The United States Postal Service Roosevelt Park Station is a former United States Post Office located at 1800 18th Street in Detroit, Michigan. It was listed on the National Register of Historic Places in 2020.

==History==
Between 1910 and 1920, Detroit's population more than doubled. By 1922, plans were in the works to construct a new post office facility. Originally conceived as a post office and office building, by 1923 the plan had evolved to become a parcel post station to be erected in the vicinity of Michigan Central Station. By late that year, funds were allocated and a developer, Raymond D. Brown of Indianapolis, was chosen. Brown began construction in late 1923, and the postal service agreed to lease the building from him for $20,000 per year.

The building opened in 1924, but did not solve the parcel post delivery problem in Detroit. In 1925, additional parcels were obtained and construction began on another building, connected to the original. However, Detroit continued to grow, and in 1936 a new, larger Roosevelt Post Office Station was constructed on 14th Street. The Post Office moved into the new building that year, but continued to use the original Roosevelt Park Station as a garage through 1939.

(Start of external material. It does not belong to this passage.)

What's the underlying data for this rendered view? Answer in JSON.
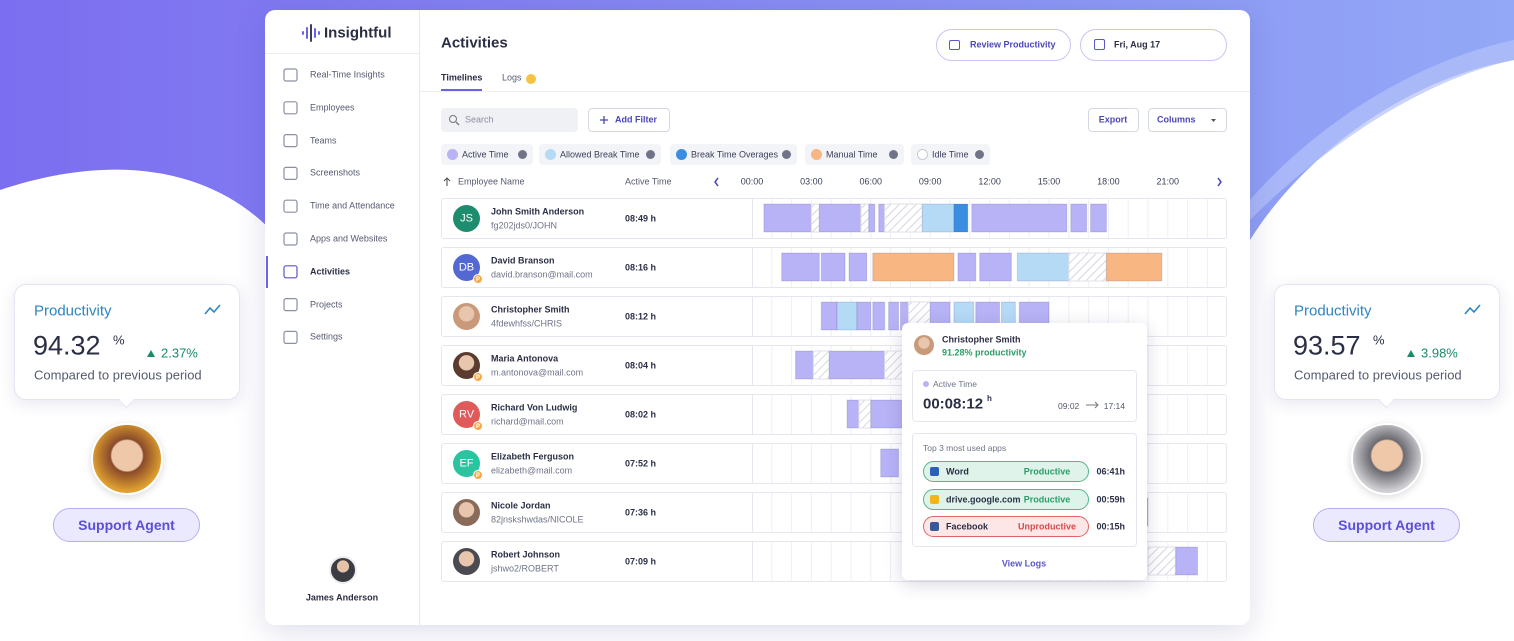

In 1948, Frederic B. Stevens Inc., a metal plating and fabricating firm, moved into the original Roosevelt Park Station. At a later point, the Chope-Stevens Paper Company occupied the North Building, while Frederic B. Stevens occupied the South Building. In 1984, the APAC Paper and Packaging Company purchased the building. They used it until 2013, when the company moved to Allen Park, Michigan. The building was sold to Galapagos Art Space, but it was never utilized and became vacant. The building was purchased in 2019 by Dan Gilbert's Bedrock Detroit.

==Description==
The United States Postal Service Roosevelt Park Station occupies the northern part of a city block between 17th and 18th Streets, south of Newark Street and the former Michigan Central (now Canadian Pacific Railway) railroad tracks. The structure consists of two sections: a northern building constructed in 1923-1924 and a southern building constructed in 1925. The two buildings are constructed in the Commercial Brick style, with a cast-in-place concrete frame, and floor and roof slabs. The two buildings are connected on the eastern side.

The northern building is a pentagon-shaped structure three stories tall, with sides measuring approximately 138 feet (north) by 112 feet (northeast) by 138 feet (west) by 66 feet (east) by 223 feet (south). The building is faced in yellow brick, which has been painted white. Large window openings with stone sills are in every level; the first floor windows have been infilled, while the upper two stories retain large five-over-six steel multipaned windows. A pedestrian entry is located on the west side.

The southern building is rectangular and two stories tall, measuring 223 feet (north-south) by 132 feet (east-west). The south façade is made of structural concrete and terra cotta block. The eastern façade contains three large freight openings for truck loading. Most of the building has been painted white.